Suicide is happening a lot these days. I see that there’s a meditation planned…a fancy one….to raise awareness for suicide. Just stop already. Everyone is aware! Instead, use the money you raise, to do things for people! Start things….to allow folks to express themselves, or to vent, or to shout about their pain. People can’t even tell anyone they are in pain cuz they’re afraid of the consequences. Doctors, hospitals, mental stays. We can’t even talk about it. Not real helpful. The whole world needs to shift. This young girls choice has shifted me. I don’t want to make that choice. I will choose life. I CHOOSE LIFE. It took me 54 years to say that. Blessings to you sweet child. I am so so sorry for your pain. I wish…. I want to say thank you for helping me want to live. Thank you for teaching me that I do. Thank you for your courage in expressing your pain through art. Thank you for reaching. Thank you for all the days you DID stay on the planet!!! I honor you sweet one…..AND…I honor your journey. All of it. Every breath you breathed. Every ache and scream of your heart…and every smile. Every giggle, every twinkle of your eyes. Every tear and every art that poured out of your hands like blood in your veins. I honor your spirit. I honor you.

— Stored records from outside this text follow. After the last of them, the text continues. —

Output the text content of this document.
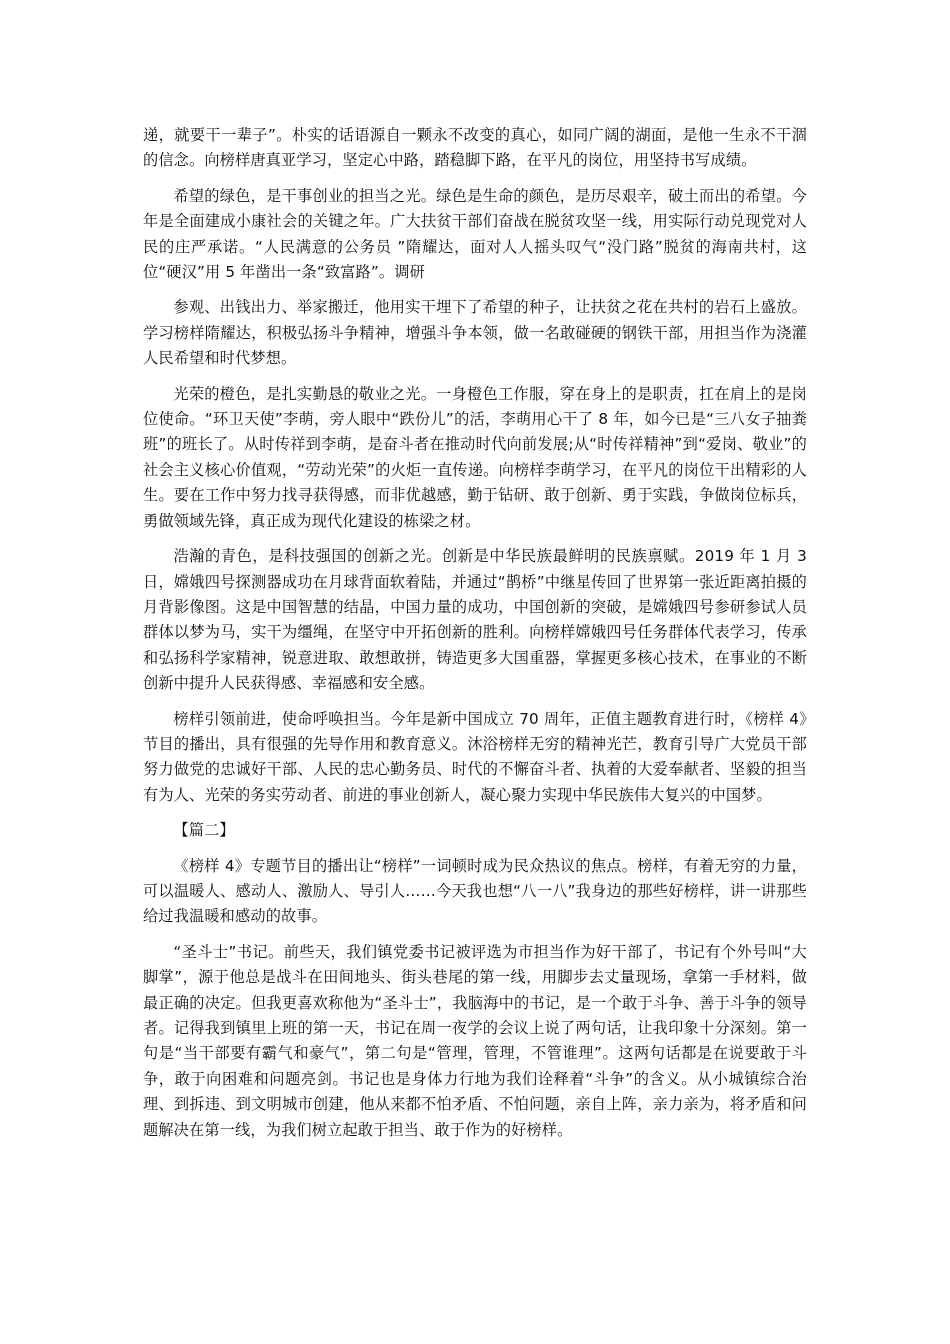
递，就要干一辈子”。朴实的话语源自一颗永不改变的真心，如同广阔的湖面，是他一生永不干涸的信念。向榜样唐真亚学习，坚定心中路，踏稳脚下路，在平凡的岗位，用坚持书写成绩。

希望的绿色，是干事创业的担当之光。绿色是生命的颜色，是历尽艰辛，破土而出的希望。今年是全面建成小康社会的关键之年。广大扶贫干部们奋战在脱贫攻坚一线，用实际行动兑现党对人民的庄严承诺。“人民满意的公务员 ”隋耀达，面对人人摇头叹气“没门路”脱贫的海南共村，这位“硬汉”用 5 年凿出一条“致富路”。调研

参观、出钱出力、举家搬迁，他用实干埋下了希望的种子，让扶贫之花在共村的岩石上盛放。学习榜样隋耀达，积极弘扬斗争精神，增强斗争本领，做一名敢碰硬的钢铁干部，用担当作为浇灌人民希望和时代梦想。

光荣的橙色，是扎实勤恳的敬业之光。一身橙色工作服，穿在身上的是职责，扛在肩上的是岗位使命。“环卫天使”李萌，旁人眼中“跌份儿”的活，李萌用心干了 8 年，如今已是“三八女子抽粪班”的班长了。从时传祥到李萌，是奋斗者在推动时代向前发展;从“时传祥精神”到“爱岗、敬业”的社会主义核心价值观，“劳动光荣”的火炬一直传递。向榜样李萌学习，在平凡的岗位干出精彩的人生。要在工作中努力找寻获得感，而非优越感，勤于钻研、敢于创新、勇于实践，争做岗位标兵，勇做领域先锋，真正成为现代化建设的栋梁之材。

浩瀚的青色，是科技强国的创新之光。创新是中华民族最鲜明的民族禀赋。2019 年 1 月 3 日，嫦娥四号探测器成功在月球背面软着陆，并通过“鹊桥”中继星传回了世界第一张近距离拍摄的月背影像图。这是中国智慧的结晶，中国力量的成功，中国创新的突破，是嫦娥四号参研参试人员群体以梦为马，实干为缰绳，在坚守中开拓创新的胜利。向榜样嫦娥四号任务群体代表学习，传承和弘扬科学家精神，锐意进取、敢想敢拼，铸造更多大国重器，掌握更多核心技术，在事业的不断创新中提升人民获得感、幸福感和安全感。

榜样引领前进，使命呼唤担当。今年是新中国成立 70 周年，正值主题教育进行时，《榜样 4》节目的播出，具有很强的先导作用和教育意义。沐浴榜样无穷的精神光芒，教育引导广大党员干部努力做党的忠诚好干部、人民的忠心勤务员、时代的不懈奋斗者、执着的大爱奉献者、坚毅的担当有为人、光荣的务实劳动者、前进的事业创新人，凝心聚力实现中华民族伟大复兴的中国梦。

【篇二】

《榜样 4》专题节目的播出让“榜样”一词顿时成为民众热议的焦点。榜样，有着无穷的力量，可以温暖人、感动人、激励人、导引人……今天我也想“八一八”我身边的那些好榜样，讲一讲那些给过我温暖和感动的故事。

“圣斗士”书记。前些天，我们镇党委书记被评选为市担当作为好干部了，书记有个外号叫“大脚掌”，源于他总是战斗在田间地头、街头巷尾的第一线，用脚步去丈量现场，拿第一手材料，做最正确的决定。但我更喜欢称他为“圣斗士”，我脑海中的书记，是一个敢于斗争、善于斗争的领导者。记得我到镇里上班的第一天，书记在周一夜学的会议上说了两句话，让我印象十分深刻。第一句是“当干部要有霸气和豪气”，第二句是“管理，管理，不管谁理”。这两句话都是在说要敢于斗争，敢于向困难和问题亮剑。书记也是身体力行地为我们诠释着“斗争”的含义。从小城镇综合治理、到拆违、到文明城市创建，他从来都不怕矛盾、不怕问题，亲自上阵，亲力亲为，将矛盾和问题解决在第一线，为我们树立起敢于担当、敢于作为的好榜样。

And as for the tiny babes…I honor you and your energy. I honor the dream of you. I honor the life you had with your sweet mother. I honor the stillness of your breath. Thank you for coming precious wee souls. I saw you!!! You are beautiful! Every soul who knew of you…..honors you. Blessings.
Signing off in Costa Rica where the leaf litter mushrooms are finally arriving….in spits and spurts, I’ve saved some critters (2 just today)and lost some, and it’s sweater time in the evenings now cuz of the rains. PS…my friend, should you see this…my heart cries for you and if you should need insight into a brain that works in this manner….I’m here for you.